Considérés comme stagiaires, les étudiants en soins infirmiers sont mobilisés partout en France

. Ils sont dans les hôpitaux, les Ehpad ou les maisons d’accueil spécialisées pour personnes handicapées. Sur le front du coronavirus ou en train d’assurer la continuité des soins. "En stage, l’étudiant doit venir en support pour aider l’équipe, pas remplacer des postes manquants. Ce n’est pas normal", s’inquiète Felix Ledoux, le président de la Fédération nationale des étudiants en soins infirmiers (FNESI). "Ces stages n’ont plus rien de pédagogique. Les étudiants ne sont pas encadrés parce que le service est sous l’eau, et leurs missions ne sont plus du tout les mêmes qu’en stage classique", estime l’organisation étudiante.

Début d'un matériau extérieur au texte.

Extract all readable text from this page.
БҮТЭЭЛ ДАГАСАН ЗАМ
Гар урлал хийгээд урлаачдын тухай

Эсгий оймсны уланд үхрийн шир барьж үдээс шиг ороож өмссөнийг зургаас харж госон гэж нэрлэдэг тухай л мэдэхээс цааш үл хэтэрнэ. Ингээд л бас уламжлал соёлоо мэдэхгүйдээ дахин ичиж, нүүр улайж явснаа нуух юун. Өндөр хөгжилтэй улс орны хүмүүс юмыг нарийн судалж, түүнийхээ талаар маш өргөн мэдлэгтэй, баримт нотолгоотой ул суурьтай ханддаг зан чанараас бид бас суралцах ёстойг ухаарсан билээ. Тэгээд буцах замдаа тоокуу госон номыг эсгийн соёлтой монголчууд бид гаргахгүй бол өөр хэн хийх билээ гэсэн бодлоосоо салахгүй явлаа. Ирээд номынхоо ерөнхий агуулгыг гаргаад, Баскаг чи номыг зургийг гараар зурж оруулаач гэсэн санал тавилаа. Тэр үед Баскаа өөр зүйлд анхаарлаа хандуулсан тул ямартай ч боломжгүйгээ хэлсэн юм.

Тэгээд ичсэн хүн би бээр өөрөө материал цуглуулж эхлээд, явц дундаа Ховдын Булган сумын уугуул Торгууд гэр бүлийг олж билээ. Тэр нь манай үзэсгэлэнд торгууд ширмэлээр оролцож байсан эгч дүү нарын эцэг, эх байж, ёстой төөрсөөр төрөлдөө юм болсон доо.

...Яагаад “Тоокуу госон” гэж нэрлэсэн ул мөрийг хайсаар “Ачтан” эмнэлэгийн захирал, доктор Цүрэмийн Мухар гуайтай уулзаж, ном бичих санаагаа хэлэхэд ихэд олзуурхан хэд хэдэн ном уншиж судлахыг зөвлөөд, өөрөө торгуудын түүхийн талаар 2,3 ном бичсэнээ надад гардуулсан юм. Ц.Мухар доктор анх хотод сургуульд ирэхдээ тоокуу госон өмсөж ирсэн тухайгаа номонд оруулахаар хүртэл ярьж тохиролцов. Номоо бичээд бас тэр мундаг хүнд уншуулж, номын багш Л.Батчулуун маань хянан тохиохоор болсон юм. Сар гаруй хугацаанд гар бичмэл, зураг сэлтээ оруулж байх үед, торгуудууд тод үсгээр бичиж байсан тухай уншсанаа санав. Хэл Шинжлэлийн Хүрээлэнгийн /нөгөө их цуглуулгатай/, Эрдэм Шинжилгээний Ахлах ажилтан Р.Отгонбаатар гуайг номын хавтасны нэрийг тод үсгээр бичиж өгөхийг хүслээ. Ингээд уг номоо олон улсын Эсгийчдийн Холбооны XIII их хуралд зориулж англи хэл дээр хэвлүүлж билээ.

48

Comme Louis, beaucoup font un travail d’aide-soignant. Sarrau par-dessus la tenue, masque chirurgical, gants stériles, calot pour recouvrir la tête, lunettes de protection, thermomètre à la main… "Nous nous efforçons d’installer au mieux les malades sous oxygène qui ont du mal à respirer", raconte Louis. Souvent accompagné par un infirmier, l’étudiant enchaîne des visites à des patients qui ne le reconnaissent pas dans cet accoutrement de choc. Une source d’angoisse. "On ne change pas d’équipement pendant tout le service. Or, dès les cours d'hygiène de première d’année dans les IFSI, nous apprenons que, d’un patient à l’autre, il faut le faire pour ne pas augmenter le risque de transmission de bactéries. Les patients ont aussi d’autres pathologies."

L'angoisse de laver chez-soi une tenue potentiellement infectée

Louis peut être lui même vecteur de maladie, infecter des patients, des proches. Les étudiants infirmiers doivent souvent ramener chez eux la tenue professionnelle. Ce qui inquiète leurs organisations qui demandent que celle-ci soit entretenue par le centre hospitalier. Trop compliqué à son domicile de respecter les normes d’hygiène.

"Il faut d’abord faire tourner une machine à vide puis seulement ensuite laver la tenue à haute température. Puis refaire un cycle à vide pour ne pas contaminer le linge de la maison. Les étudiants n’ont pas le temps", explique Emilie Deville, présidente de la Fédération des étudiants en soins infirmiers de Lyon 1. En outre, "beaucoup d’entre eux n’ont pas de machine à laver. Quelle aberration de les envoyer dans les lavomatics en situation de crise sanitaire", reprend Felix Ledoux.

Manque de matériel et souci de reconnaissance

La FNESI encourage les étudiants à se porter volontaires, mais pas en première ligne dans le lutte contre le Covid-19. L’organisation étudiante demande surtout qu’ils soient correctement équipés, alors que du matériel manque encore cruellement dans les hôpitaux français. "Hier soir, j’ai constaté que les réserves du service sont vides. Il n’y a même plus de gel hydroalcoolique, pas suffisamment de masques… Il manquait des protections pour les patients. On en pique à d’autres services", raconte Louis.

Un baptême du feu dans des hôpitaux sur le pied de guerre rémunéré à hauteur de 28 euros par semaine en 1ere année, 38 euros en 2ème année, et 50 euros en 3ème année, ce qui correspond aux indemnités de stage. Mais l’Ile-de-France a appelé le 25 mars dernier les étudiants en soins infirmiers à se porter volontaires pour renforcer les effectifs des hôpitaux, en contrepartie d'une rémunération allant de 1.537 à 1.827 € bruts par mois. Les régions Hauts-de-France, Grand Est, Auvergne-Rhône-Alpes, Bourgogne-Franche-Comté, la Corse et la région Sud ont suivi.